À la recherche du temps
Quelques remarques provisoires au projet Timescape
Remarque: À part la version allemande, ce texte existe également en traduction anglaise.
En route pour le jugement dernier L’image de l’hydre est une image du temps. Comme elle repousse sans cesse, elle est impérissable, toujours présente, éternelle comme le temps. Toute photographie représente la tentative de terminer la croissance de l’hydre. Les tentatives d’arrêter le temps, de le fixer définitivement, de l’accélérer et de le tuer, de le maîtriser d’une quelconque manière ne révèlent que notre impuissance, montrent en effet qu’il »repousse« de façon inexorable. C’est frustrant; mais en même temps, c’est le fondement de toutes nos espérances.
Passe-temps Bref: on ne peut ignorer ni même »tuer« le temps. Le passe-temps, plaisir typiquement masculin, est un mot creux occultant un sens méchant: »Les humains disent tuer le temps, alors que le temps les tue tranquillement«, constate Dion Boucicault plein de sarcasme. Et Osbert Sitwell, qui doit parfaitement le savoir, complète: »En réalité, tuer le temps n’est qu’une expression pour l’une des multiples manières dont le temps nous tue«. Le temps ne passe pas.

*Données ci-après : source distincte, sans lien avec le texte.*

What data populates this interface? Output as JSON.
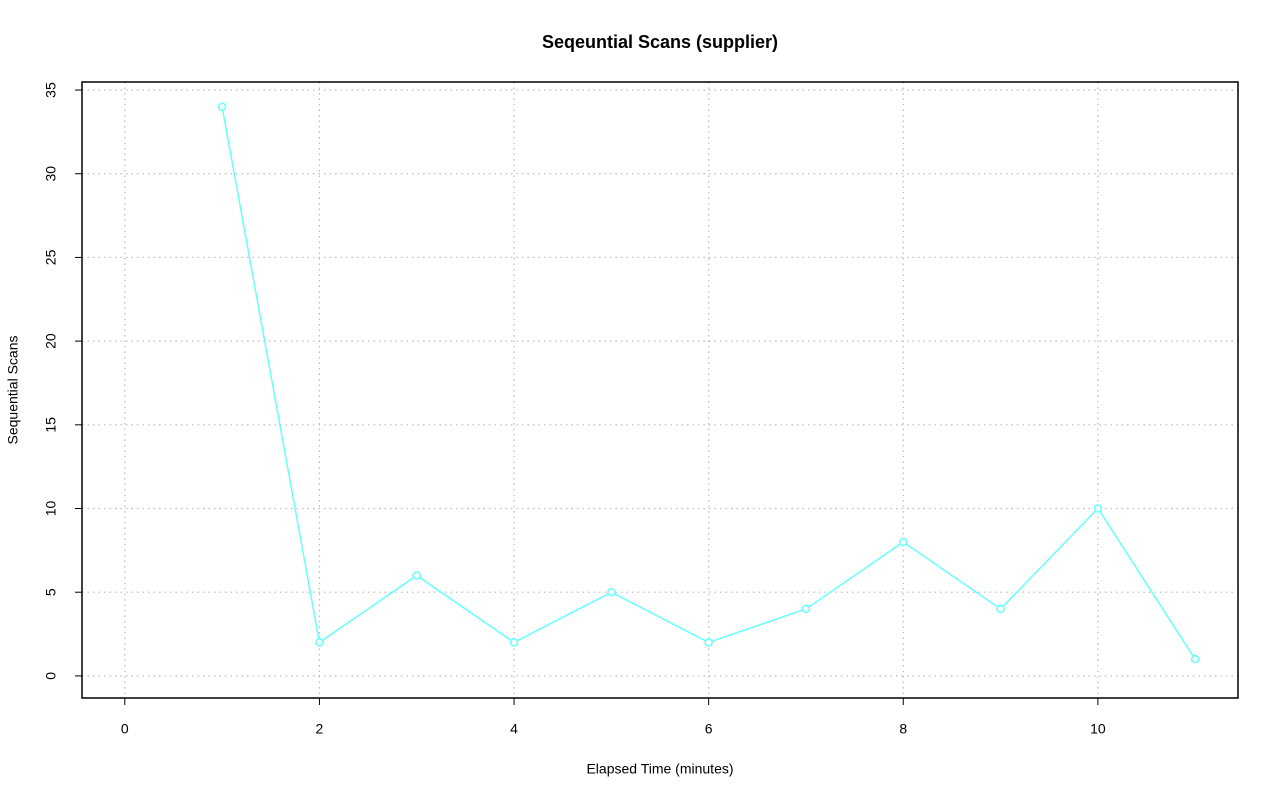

Ce qui passe, c’est nous et ce que nous formons – et ce qui nous forme. Que le temps soit long ou court n’est pas seulement égal; c’est identique. Pascal se moque de lui qui est tel qu’il est et ne peut être changé. Au sujet d’une lettre, il écrit sur son organisation du temps: »Je n’ai fait celle-ci plus longue parce que je n’ai pas eu le loisir de la faire plus courte …«.
Timescape a pour sujet le temps, cette puissance invisible qui nous saisit tous comme une épidémie et que nous ne pouvons jamais saisir. Le temps est le sujet de ces images. Il est la matière de base du projet Timescape, le projet y est dans son élément. Il arrivera à sa fin quand l’épidémie sera arrêté, au Jugement dernier au plus tard. Timescape restera toujours inachevé – »plus approprié à de nouveaux projets qu’à des affaires conclues«, comme disait Bacon au sujet de la jeunesse.
L’archétype de l’art cinématographique Timescape: un film extrêment court sur une durée infiniment longue. Archétypes de l’art cinématographique – Urformen der Filmkunst. Le temps: le protagoniste dans le drame de ce film plus rapide que tous les autres – passant aussi vite que sa création a duré longtemps. Les autres acteurs ne sont qu’objets, figurants et décors, sans cesse remplacés, interchangeables, indispensables seulement en apparence. Pièces, édifices, objets en délabrement et reconstitution, des masques en latex que met le temps. D’une forme arbitraire comme l’eau ou le latex, il ne se révèle jamais – à aucun moment. Le temps est toujours incognito; il est le Rumpelstilzchen du conte de Grimm ou Odradek de Kafka.
Qui est-ce qui s’intéresse au temps sinon les humains? Qui hormis nous affirme ne pas avoir le temps parce qu’il ne le prend pas? Pour qui d’autre le temps est-il de l’argent? A qui faut-il encore un peu de temps, qui prend tout son temps, qui perd son temps et qui le rattrape? Qui occupe le temps et qui le passe, qui pense qu’il n’est d’aucun temps ou de son temps? Qui rivalise avec ses contemporains et parle dans son temps de »son temps«? Qui dit »à temps« ou »à contretemps«, qui parle de »l’air du temps« et d’ »un gain de temps«? Tout cela ne vaut que pour nous qui l’utilisons, qui en sont les victimes.
Pas de temps Nous pouvons être en avance sur notre temps, nous pouvons le prévoir, mais il y aura toujours de l’imprévu, et le temps continuera à nous devancer. Nous nous obstinons à poursuivre le temps, mais il nous échappe ou passe sans que nous le voyions passer. C’est lui, en fin de compte, qui nous poursuit.
Nous n’avons pas le temps et en sont obsédés. Il nous faudrait toujours un peu de temps pour l’employer, comme s’il était à notre disposition, notre matériau. Au contraire: c’est nous qui sommes sa matière première … Nous pouvons gagner du temps, mais cela ne veut pas dire que nous en aurons davantage. Nous pouvons le gaspiller, mais cela ne le fait pas diminuer. Nous pouvons en avoir beaucoup ou peu: cela lui est parfaitement indifférent. Nous pouvons en faire tout ce que nous voudrions … mais en fin de compte, c’est lui qui fait de nous ce qu’il veut. Et il finit par nous défaire.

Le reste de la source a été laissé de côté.